God has always taken care of us. Previously, when finances had gotten tight or random things would pop up, I would hand over that worry to God for him to take off our plate. And He DID! Why did I lose sight of that in the first place? Why did I forget to hand Him my worries like I had so easily done before? I got consumed by the world. Eaten up whole, lost, and left with negative feelings and emotions. He'd always taken care of us before... "he of so little faith." It's not that I didn't have Faith, I had just forgotten. It breaks my heart to know that and I feel so ashamed. But... I know He still loves me and still wants to take our worries and burdens from us so He can handle it. I have to remind myself and be firm with myself to not lose faith, not to lose sight of Him, and to remember: HE is there for US. There for us to hand over our worldly worries. There to comfort us in the down-time in our lives, to remind us that He is the provider of all and if we stay within His light and presence, he will continue to provide all that we will ever need.

I finally picked up my Jesus Calling book, that has been sitting collecting dust on my computer desk since April 22, 2011. That is the last day I opened it and it makes sense that the downward spiral started just shortly after that. Some say, it's a coincidence. But no, it's not.

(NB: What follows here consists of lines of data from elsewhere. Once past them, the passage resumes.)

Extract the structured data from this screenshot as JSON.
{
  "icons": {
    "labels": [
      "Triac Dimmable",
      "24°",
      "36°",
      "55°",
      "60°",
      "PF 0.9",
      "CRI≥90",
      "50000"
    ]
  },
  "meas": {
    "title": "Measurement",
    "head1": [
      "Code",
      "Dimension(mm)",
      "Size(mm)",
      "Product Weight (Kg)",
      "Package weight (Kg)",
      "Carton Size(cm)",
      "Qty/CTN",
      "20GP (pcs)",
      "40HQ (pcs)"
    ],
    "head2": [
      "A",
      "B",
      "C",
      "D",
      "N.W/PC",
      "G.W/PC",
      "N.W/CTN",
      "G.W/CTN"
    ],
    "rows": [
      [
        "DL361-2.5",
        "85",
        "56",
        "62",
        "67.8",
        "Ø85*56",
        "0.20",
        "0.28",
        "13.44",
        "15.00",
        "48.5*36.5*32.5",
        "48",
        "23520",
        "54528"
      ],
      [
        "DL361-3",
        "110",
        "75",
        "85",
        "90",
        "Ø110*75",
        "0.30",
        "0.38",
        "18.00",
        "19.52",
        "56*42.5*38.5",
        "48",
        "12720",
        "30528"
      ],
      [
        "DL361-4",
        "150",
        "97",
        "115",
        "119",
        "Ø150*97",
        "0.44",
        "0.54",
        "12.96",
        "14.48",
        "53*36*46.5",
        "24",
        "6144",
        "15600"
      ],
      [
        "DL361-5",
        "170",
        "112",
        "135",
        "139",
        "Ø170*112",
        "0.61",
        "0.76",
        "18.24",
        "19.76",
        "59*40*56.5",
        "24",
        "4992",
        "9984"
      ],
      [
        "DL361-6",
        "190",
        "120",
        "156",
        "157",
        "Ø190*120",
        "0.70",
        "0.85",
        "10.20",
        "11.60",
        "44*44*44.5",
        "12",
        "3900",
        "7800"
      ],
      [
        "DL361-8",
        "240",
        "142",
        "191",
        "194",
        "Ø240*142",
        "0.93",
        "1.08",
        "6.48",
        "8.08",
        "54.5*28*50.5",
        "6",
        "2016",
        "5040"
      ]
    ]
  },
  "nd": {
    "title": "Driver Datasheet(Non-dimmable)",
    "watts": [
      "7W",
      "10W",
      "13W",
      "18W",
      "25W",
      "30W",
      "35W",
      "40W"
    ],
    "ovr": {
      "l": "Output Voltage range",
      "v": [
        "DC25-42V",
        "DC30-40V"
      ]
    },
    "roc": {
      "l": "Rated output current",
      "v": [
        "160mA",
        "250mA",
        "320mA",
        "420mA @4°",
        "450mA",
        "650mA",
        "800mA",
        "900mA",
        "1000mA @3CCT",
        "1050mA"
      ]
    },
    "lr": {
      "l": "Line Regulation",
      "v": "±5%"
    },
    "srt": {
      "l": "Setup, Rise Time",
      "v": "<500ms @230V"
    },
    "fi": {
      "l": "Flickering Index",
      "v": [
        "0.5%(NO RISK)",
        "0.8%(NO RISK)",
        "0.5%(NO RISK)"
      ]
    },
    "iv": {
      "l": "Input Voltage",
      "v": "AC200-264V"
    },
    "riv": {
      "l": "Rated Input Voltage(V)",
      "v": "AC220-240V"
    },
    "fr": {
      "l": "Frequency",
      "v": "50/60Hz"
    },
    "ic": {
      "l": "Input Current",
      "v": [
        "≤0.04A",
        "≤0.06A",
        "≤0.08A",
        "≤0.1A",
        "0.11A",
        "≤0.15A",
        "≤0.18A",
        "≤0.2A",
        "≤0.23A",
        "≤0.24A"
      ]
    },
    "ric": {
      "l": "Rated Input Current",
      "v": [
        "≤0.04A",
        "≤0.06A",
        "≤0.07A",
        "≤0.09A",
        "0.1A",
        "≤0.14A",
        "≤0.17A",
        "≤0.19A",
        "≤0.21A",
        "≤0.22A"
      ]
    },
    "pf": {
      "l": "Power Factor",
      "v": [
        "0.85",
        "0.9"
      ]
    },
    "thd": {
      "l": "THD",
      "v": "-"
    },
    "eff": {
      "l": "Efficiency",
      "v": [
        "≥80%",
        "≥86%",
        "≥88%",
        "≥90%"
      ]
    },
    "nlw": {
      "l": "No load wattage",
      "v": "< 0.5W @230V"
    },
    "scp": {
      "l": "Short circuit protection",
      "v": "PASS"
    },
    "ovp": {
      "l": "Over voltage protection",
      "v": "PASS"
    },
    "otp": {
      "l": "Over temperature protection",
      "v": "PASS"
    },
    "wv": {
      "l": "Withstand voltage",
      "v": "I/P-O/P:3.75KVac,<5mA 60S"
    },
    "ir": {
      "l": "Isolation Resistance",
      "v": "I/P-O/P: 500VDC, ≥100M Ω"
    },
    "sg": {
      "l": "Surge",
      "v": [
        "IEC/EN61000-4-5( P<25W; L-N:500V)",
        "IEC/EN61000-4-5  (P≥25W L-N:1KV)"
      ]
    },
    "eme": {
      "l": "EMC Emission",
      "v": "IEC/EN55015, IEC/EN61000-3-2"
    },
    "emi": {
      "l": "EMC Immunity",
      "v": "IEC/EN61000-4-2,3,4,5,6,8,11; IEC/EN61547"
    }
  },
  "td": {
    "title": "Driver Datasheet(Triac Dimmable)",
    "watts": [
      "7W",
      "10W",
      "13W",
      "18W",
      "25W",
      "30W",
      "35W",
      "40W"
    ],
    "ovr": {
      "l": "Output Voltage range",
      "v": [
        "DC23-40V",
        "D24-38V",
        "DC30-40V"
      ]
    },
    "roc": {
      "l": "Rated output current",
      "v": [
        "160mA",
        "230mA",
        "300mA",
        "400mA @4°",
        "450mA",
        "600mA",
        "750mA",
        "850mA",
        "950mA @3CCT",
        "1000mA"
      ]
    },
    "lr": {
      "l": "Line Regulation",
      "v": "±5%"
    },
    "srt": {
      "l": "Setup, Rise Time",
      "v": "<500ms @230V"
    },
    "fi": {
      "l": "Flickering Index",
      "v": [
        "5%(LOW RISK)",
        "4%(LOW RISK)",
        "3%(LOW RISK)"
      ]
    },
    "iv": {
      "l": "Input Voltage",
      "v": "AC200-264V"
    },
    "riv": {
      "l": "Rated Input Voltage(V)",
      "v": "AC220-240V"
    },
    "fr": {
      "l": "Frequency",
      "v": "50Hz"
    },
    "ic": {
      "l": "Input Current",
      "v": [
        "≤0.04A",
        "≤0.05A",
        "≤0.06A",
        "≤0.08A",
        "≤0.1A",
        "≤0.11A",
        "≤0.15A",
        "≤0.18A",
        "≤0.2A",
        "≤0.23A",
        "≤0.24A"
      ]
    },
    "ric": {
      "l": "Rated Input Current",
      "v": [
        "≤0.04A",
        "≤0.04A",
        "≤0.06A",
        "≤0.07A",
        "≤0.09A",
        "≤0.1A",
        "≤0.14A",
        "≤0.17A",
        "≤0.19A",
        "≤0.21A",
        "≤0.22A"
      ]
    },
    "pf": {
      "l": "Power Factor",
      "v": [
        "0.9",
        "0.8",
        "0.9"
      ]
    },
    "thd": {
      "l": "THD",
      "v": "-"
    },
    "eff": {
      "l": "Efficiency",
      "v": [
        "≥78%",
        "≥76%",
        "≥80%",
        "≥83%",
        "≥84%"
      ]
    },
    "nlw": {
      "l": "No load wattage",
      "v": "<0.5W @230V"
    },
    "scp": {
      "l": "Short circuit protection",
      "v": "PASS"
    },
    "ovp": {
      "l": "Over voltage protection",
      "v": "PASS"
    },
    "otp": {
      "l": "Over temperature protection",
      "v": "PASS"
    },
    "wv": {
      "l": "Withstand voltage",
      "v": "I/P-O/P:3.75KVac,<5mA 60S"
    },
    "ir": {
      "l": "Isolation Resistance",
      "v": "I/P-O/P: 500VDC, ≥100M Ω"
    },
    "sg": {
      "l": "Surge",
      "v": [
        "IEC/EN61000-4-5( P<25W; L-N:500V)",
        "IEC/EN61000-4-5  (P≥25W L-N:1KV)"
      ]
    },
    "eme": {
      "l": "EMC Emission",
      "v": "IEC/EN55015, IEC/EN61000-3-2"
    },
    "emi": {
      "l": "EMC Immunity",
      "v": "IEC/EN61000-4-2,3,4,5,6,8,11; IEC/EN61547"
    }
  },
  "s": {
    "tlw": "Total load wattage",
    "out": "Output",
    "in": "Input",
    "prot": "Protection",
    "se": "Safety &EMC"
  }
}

Thank you for letting me share this and get this "off" of my chest.. life can be a struggle, but I believe with God and Jesus in your heart, the struggle is short-lived and the reward is much much greater in the end.

1 comment:

  1. Renee, Wow! I have been noticing this downward spiral in my own life. He is here for us through everything, but then again, we have to do our part to include Him. I am constantly struggling to let Him in, during the good times because I cling to Him in the bad times, but I ignore His calling in the easy times. Just one more thing I need to work on...good thing He's not through with me yet!